Le lendemain le Cap et moi profitons de l'escale pour découvrir la cité du grand navigateur. Il est toujours là enfin sa statue , trônant majestueusement sur la place du port, pointant son doigt en direction de l'ouest pour inciter chaque bateau à y aller aussi.
Déambullant dans ses quartiers nous découvrons Barcelone la
mystérieuse, ses vieilles ruelles étroites humides et noires,
ces estaminets poussiéreux,. ces échopes cosmopolitaines.
Dans un autre Barcelone nous tentons de comprendre son côté moderne, ses facades nouvelle vague et sa cathédrale resemblant à tout sauf à
un édifice religieux. Nous adorons l'ambiance de ses marchés
couverts et de son Ramblas où il se passe toujours quelque chose
entre les fleurs ....










Dans le port des marins, les jours fériés, les bateaux de pêche se retrouvent tellement serrés les uns contre les autres que l'on se demande comment ils vont faire pour reprendre la mer...

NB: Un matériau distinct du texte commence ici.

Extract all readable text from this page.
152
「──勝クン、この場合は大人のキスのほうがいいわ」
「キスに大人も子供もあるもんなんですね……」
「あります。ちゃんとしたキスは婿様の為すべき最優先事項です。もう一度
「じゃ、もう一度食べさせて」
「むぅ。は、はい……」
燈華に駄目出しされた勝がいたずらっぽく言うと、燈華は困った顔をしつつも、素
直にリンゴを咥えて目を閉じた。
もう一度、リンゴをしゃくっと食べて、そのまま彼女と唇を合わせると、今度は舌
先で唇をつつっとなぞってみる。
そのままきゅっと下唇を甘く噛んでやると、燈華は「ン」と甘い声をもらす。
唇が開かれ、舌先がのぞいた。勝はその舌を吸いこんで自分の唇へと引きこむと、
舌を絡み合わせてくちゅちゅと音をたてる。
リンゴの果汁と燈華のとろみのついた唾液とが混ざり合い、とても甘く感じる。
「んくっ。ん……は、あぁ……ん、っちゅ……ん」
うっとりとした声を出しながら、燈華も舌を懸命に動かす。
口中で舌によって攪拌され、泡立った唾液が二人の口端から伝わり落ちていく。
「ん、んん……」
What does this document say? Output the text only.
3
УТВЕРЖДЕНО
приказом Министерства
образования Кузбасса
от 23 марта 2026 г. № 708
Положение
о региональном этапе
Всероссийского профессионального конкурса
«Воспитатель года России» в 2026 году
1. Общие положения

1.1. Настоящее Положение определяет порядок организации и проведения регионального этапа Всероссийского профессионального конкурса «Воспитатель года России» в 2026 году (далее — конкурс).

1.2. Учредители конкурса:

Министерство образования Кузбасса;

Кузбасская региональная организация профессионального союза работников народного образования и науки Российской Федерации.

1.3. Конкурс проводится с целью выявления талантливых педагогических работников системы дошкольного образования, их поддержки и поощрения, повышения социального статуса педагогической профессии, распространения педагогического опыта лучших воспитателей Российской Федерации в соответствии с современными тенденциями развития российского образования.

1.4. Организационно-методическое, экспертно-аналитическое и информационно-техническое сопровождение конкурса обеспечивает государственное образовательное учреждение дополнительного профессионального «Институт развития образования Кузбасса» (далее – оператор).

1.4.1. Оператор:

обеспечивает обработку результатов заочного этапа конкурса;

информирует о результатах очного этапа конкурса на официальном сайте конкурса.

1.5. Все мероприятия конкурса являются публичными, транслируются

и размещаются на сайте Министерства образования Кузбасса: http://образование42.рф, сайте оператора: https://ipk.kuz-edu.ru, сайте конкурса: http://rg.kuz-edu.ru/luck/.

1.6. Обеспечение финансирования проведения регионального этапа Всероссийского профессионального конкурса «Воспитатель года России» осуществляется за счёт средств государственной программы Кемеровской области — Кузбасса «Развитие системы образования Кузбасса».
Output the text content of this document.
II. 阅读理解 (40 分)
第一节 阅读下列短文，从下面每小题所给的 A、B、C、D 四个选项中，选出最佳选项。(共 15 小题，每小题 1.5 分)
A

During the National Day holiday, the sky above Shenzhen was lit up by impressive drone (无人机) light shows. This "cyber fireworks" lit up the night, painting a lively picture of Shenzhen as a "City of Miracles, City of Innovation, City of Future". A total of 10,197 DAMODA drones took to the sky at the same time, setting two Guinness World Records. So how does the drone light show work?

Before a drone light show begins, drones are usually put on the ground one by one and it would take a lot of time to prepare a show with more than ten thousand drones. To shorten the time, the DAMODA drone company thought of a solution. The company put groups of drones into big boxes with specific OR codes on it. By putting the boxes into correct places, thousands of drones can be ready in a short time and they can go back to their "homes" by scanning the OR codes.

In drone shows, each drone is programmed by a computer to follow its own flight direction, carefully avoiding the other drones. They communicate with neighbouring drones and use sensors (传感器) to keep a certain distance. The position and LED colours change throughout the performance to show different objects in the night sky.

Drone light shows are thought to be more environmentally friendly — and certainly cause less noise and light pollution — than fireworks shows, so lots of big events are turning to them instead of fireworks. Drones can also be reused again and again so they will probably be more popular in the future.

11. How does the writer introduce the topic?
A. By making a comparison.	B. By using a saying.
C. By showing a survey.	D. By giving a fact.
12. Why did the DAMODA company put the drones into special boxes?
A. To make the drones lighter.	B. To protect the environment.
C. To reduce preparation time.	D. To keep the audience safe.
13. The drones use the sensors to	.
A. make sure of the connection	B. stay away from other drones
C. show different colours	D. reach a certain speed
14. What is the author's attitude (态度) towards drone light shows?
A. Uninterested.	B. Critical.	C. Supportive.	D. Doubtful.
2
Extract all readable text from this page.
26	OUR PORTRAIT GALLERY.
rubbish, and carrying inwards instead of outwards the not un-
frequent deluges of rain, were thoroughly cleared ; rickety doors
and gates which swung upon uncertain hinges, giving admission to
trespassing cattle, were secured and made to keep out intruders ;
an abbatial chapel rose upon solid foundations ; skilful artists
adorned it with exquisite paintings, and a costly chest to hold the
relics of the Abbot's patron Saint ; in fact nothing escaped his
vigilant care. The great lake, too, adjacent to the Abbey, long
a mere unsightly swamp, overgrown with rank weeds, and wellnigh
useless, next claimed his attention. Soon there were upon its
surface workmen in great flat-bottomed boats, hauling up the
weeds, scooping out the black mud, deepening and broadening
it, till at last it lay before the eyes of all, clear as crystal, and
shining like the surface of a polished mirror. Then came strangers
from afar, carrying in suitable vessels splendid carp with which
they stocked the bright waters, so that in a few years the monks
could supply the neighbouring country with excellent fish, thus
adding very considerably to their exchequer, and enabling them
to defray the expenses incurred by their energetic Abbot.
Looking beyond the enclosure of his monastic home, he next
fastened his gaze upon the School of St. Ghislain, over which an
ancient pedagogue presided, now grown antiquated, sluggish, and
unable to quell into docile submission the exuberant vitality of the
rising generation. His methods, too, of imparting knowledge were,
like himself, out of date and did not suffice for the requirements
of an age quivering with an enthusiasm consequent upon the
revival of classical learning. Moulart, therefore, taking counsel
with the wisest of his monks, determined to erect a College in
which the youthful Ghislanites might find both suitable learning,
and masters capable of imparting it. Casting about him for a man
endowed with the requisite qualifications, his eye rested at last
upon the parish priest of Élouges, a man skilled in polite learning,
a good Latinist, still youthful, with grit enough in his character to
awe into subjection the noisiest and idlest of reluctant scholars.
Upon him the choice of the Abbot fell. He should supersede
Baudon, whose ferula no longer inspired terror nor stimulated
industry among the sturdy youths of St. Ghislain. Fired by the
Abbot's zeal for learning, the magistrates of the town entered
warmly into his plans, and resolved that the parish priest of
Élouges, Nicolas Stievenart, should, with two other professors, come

Non, ne nous cherchez pas dans la fourmilière. Nous avons eu droit à un traitement de faveur. En vérité, il faut préciser que le vent nous ayant poussé dans un endroit pas prévu pour nous, il fut impossible de nous y déloger ce jour-là tout au moins..
Alors admirez c'est ma première vraie photo de notre Prince Pictoris..
La Cité est petite mais très sympathique c'est une ancienne cité Romaine. Toutes les ruines parlent encore de la grandeur de César.
C'est aussi une ville gastronomique où bien manger a une signification particulière. Je me souviens d'un troquet marinier, où nous avons dégusté un plat de 12 poissons différents... Hum j'en ai encore l'eau à la bouche !

Alicante et les feux de la Saint Jean
Dieu que j'ai eu peur... Une de ces trouilles dont on s'en remet difficilement.... non pas en mer pas encore... mais n'anticipons pas comme aurait pu dire Eve à qui on aurait parlé de la pilule anticonceptionnelle !
Il nous fallut trois jours pour rejoindre le port d'Alicante.
Pictoris n'allant pas très vite sans de bons vents portants nous avons avec lui pris notre temps...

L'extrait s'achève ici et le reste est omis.